Ce dernier souligne également que dans certaines zones comme celles de Essijoumi, le taux d’urbanisation informel peut atteindre les 50%. S’il y a encore 20 ans, l’informel se résumait à quelques petites maisons de mauvaise qualité, aujourd’hui de nombreux Tunisiens n’hésitent pas à construire des villas ou même des lotissements entiers sans respecter less règle urbanistiques, profitant du manque de contrôle des autorités.

Aménager pour redorer l’image d’Essijoumi…

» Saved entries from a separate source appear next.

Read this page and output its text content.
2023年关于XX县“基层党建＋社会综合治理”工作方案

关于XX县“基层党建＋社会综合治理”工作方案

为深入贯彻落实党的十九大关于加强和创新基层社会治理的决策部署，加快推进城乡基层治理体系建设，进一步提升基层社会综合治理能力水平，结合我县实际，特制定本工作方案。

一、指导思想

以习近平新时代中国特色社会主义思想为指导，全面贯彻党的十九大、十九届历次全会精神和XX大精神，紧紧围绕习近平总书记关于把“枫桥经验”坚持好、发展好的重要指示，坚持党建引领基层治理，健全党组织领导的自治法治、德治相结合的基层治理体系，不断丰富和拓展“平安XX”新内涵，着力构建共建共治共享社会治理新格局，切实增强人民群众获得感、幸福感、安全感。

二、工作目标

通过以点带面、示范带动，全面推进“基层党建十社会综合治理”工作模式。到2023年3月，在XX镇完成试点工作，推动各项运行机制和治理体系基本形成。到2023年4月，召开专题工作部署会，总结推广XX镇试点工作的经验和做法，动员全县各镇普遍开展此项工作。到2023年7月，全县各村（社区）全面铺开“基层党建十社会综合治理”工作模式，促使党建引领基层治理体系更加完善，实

Sidi Hassine, Essijoumi et tous les alentours de la lagune, peuvent en réalité devenir de vraies pôles d’attractivité, encore faut-il développer une vision et une stratégie.

A cet égard, Yassine Turki, rappelle  que cette zone reste très proche du centre de la capitale, qu’elle dispose du plan d’eau de Sabkhet Essijoumi et des berges inexploitées. Au niveau des interconnexion, elle juxtapose la nouvelle route qui la relie au sud de Tunis, ainsi que les nouveaux pont construits qui amènent à la route de Béja et aussi le métro. Ainsi, tous ces éléments peuvent être exploités pour améliorer les choses.

« A cause du délaissement de ce quartier, on ne peut plus aujourd’hui imaginer de méga-projets, car l’Etat n’a pas les moyens de racheter les terrains. Il faut donc saisir les opportunités existantes », nous dit-il.

Dans ce sens, l’urbaniste évoque par exemple l’aménagement d’un parc au niveau des berges (sur les parties qui sont exploitables), profiter des terrains encore disponible pour limiter l’habitat et augmenter la présences d’équipements ou de zones d’activité.

En effet, le développement de ce quartier pourrait également favoriser la mixité sociale afin de revaloriser son image. « La première génération de quartiers informels comme Cité Ettadhamen, Le Kram, Jbel Lahmar, ont connu des processus de transformation qui leur ont permis de redorer, même un peu, leur étiquette de quartier dits populaires, voire pauvres, alors pourquoi pas Sidi Hassine-Essijoumi? En somme il s’agit d’une contamination positive », conclu l’urbaniste.